The primary outcome in the current study was prostate cancer mortality. Secondary outcomes were biochemical recurrence, overall mortality, and cardiovascular mortality. After study participants reported a prostate cancer diagnosis, the investigators obtained medical records “to confirm the diagnosis and record the clinical T stage, Gleason score, treatments, prostate-specific antigen (PSA) values at diagnosis, PSA levels after treatment (to identify events of biochemical tumor recurrence), and metastasis. Participants also completed biennial follow-up questionnaires to update data on treatments, PSA levels, and clinical progression,” the researchers explained.

“We documented 965 deaths, 226 (23.4%) from prostate cancer and 267 (27.7%) from cardiovascular disease, during a median follow-up of 8.9 years. In the biochemical recurrence analysis, we documented 762 tumor recurrences during a median follow-up of 7.8 years. Crude rates per 1,000 person-years for prostate cancer death were 5.6 among selenium nonusers and 10.5 among men who consumed 140 or more μg/d,” the researchers reported.

“In multivariable analyses, men who consumed 1 to 24 μg/d, 25 to 139 μg/d, and 140 or more μg/d of supplemental selenium had a 1.18 (95% confidence interval [CI] = 0.73–1.91), 1.33 (95% CI = 0.77–2.30), and 2.60-fold (95% CI = 1.44–4.70) greater risk of prostate cancer mortality compared with nonusers, respectively, Ptrend = .001. There were no statistically significant associations between the use of selenium supplements and biochemical recurrence, cardiovascular disease mortality, and overall mortality.

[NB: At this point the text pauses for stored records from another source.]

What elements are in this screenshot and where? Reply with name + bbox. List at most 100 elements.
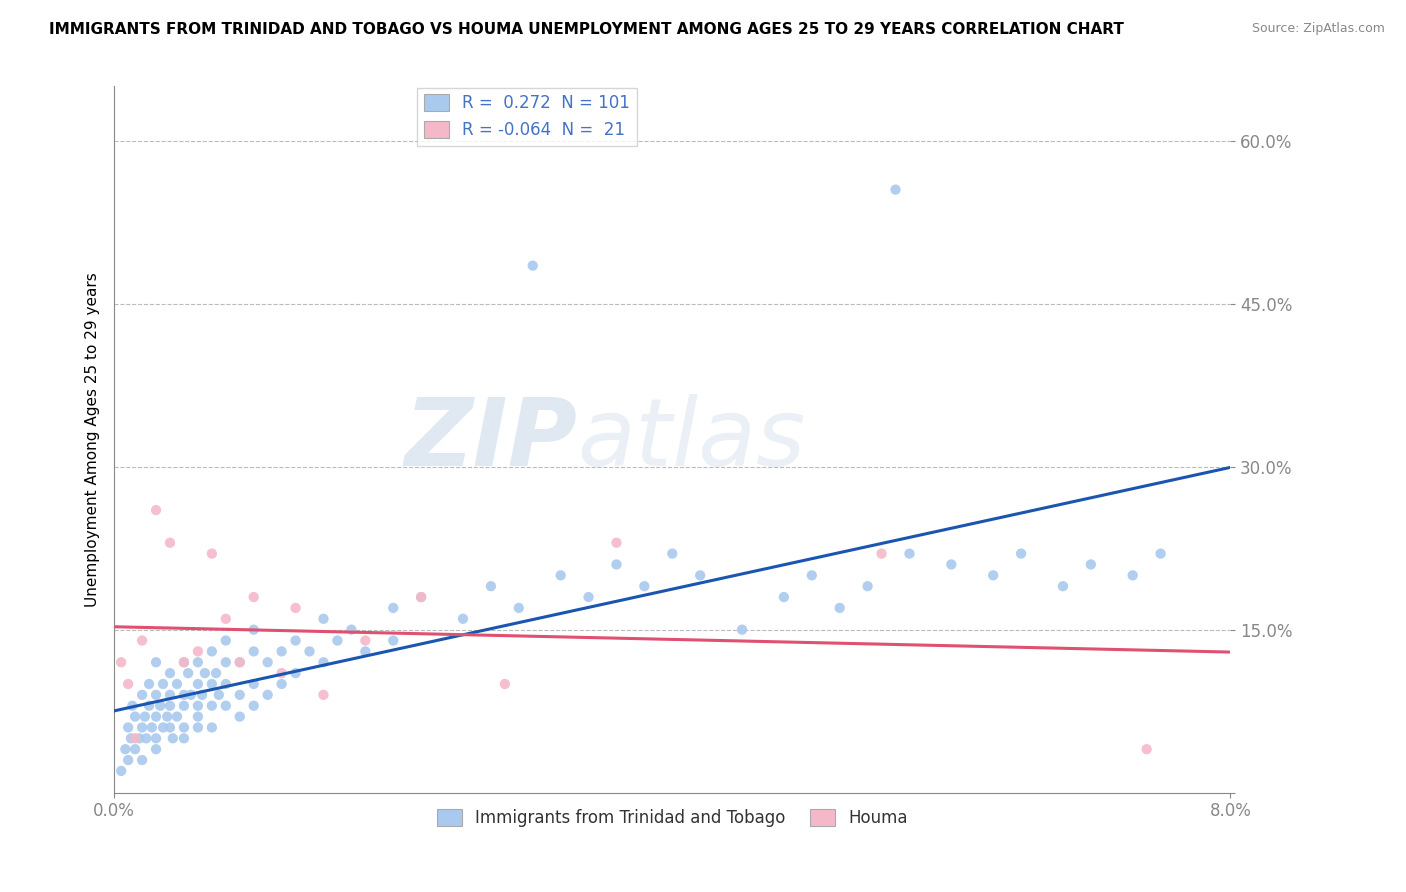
Point [145, 709, 167, 723]
Point [242, 698, 264, 713]
Point [215, 677, 238, 691]
Point [187, 677, 209, 691]
Point [382, 633, 405, 648]
Point [981, 568, 1004, 582]
Point [479, 579, 502, 593]
Point [120, 731, 142, 746]
Point [117, 721, 139, 735]
Point [208, 688, 231, 702]
Point [194, 666, 217, 681]
Point [229, 688, 252, 702]
Point [284, 633, 307, 648]
Point [284, 666, 307, 681]
Point [522, 259, 544, 273]
Point [312, 612, 335, 626]
Point [201, 644, 224, 658]
Point [145, 731, 167, 746]
Point [411, 590, 433, 604]
Point [312, 688, 335, 702]
Point [1010, 547, 1032, 561]
Point [152, 677, 174, 691]
Point [312, 655, 335, 669]
Point [340, 623, 363, 637]
Point [173, 731, 195, 746]
Point [114, 742, 136, 756]
Point [354, 644, 377, 658]
Point [159, 666, 181, 681]
Y-axis label: Unemployment Among Ages 25 to 29 years: Unemployment Among Ages 25 to 29 years [86, 272, 100, 607]
Point [270, 677, 292, 691]
Point [828, 601, 851, 615]
Point [1122, 568, 1144, 582]
Point [884, 183, 907, 197]
Point [856, 579, 879, 593]
Point [256, 655, 278, 669]
Point [229, 655, 252, 669]
Point [134, 709, 156, 723]
Point [201, 547, 224, 561]
Point [731, 623, 754, 637]
Point [1052, 579, 1074, 593]
Point [138, 698, 160, 713]
Point [159, 698, 181, 713]
Point [605, 558, 627, 572]
Point [162, 731, 184, 746]
Point [941, 558, 963, 572]
Text: atlas: atlas [578, 394, 806, 485]
Point [131, 721, 153, 735]
Point [145, 503, 167, 517]
Text: IMMIGRANTS FROM TRINIDAD AND TOBAGO VS HOUMA UNEMPLOYMENT AMONG AGES 25 TO 29 YE: IMMIGRANTS FROM TRINIDAD AND TOBAGO VS H… [49, 22, 1123, 37]
Point [187, 698, 209, 713]
Point [215, 633, 238, 648]
Point [508, 601, 530, 615]
Point [145, 742, 167, 756]
Point [242, 623, 264, 637]
Point [411, 590, 433, 604]
Point [298, 644, 321, 658]
Point [180, 688, 202, 702]
Point [166, 677, 188, 691]
Point [121, 698, 143, 713]
Point [242, 677, 264, 691]
Point [159, 688, 181, 702]
Point [131, 633, 153, 648]
Point [354, 633, 377, 648]
Point [870, 547, 893, 561]
Point [229, 655, 252, 669]
Point [578, 590, 600, 604]
Point [215, 655, 238, 669]
Point [135, 731, 157, 746]
Point [110, 655, 132, 669]
Point [131, 753, 153, 767]
Legend: Immigrants from Trinidad and Tobago, Houma: Immigrants from Trinidad and Tobago, Hou… [430, 802, 915, 834]
Point [550, 568, 572, 582]
Point [187, 721, 209, 735]
Point [661, 547, 683, 561]
Point [131, 688, 153, 702]
Text: ZIP: ZIP [405, 393, 578, 485]
Point [159, 721, 181, 735]
Point [633, 579, 655, 593]
Point [284, 601, 307, 615]
Point [773, 590, 796, 604]
Point [215, 698, 238, 713]
Point [229, 709, 252, 723]
Point [138, 677, 160, 691]
Point [110, 764, 132, 778]
Point [173, 721, 195, 735]
Point [1080, 558, 1102, 572]
Point [689, 568, 711, 582]
Point [149, 698, 172, 713]
Point [117, 753, 139, 767]
Point [270, 644, 292, 658]
Point [201, 677, 224, 691]
Point [215, 612, 238, 626]
Point [141, 721, 163, 735]
Point [124, 742, 146, 756]
Point [166, 709, 188, 723]
Point [124, 731, 146, 746]
Point [124, 709, 146, 723]
Point [156, 709, 179, 723]
Point [187, 655, 209, 669]
Point [187, 644, 209, 658]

The authors noted that their study “is the first study to examine the relation of selenium supplements taken after diagnosis with risk of prostate cancer mortality.” Findings from previous studies of selenium supplementation by healthy men have included an inverse relationship between selenium levels and incident-advanced prostate cancer, no association for incident prostate cancer but an increased risk for high-grade prostate cancer, and an increased risk of prostate cancer mortality when selenium supplements were taken prior to diagnosis.

“These data underscore the potentially complex and variable role that lifestyle factors may play in the long etiologic course of some cancers, in particular that risk factors for incidence may be very different from those for mortality,” the investigators observed. “Associations between a given exposure and incident prostate cancer presumably reflect biologic effects of the exposure in the prostate gland, whereas associations with metastatic/fatal disease may reflect effects of the exposure in the prostate (if the tumor is still present) and/or effects on other organs or systems that influence the likelihood of metastatic disease developing and spreading. Additional studies with long-term follow-up of lifestyle factors before and after cancer diagnosis are warranted.” ■

Kenfield SA, et al: J Natl Cancer Inst 107:360, 2014 (print January 2015).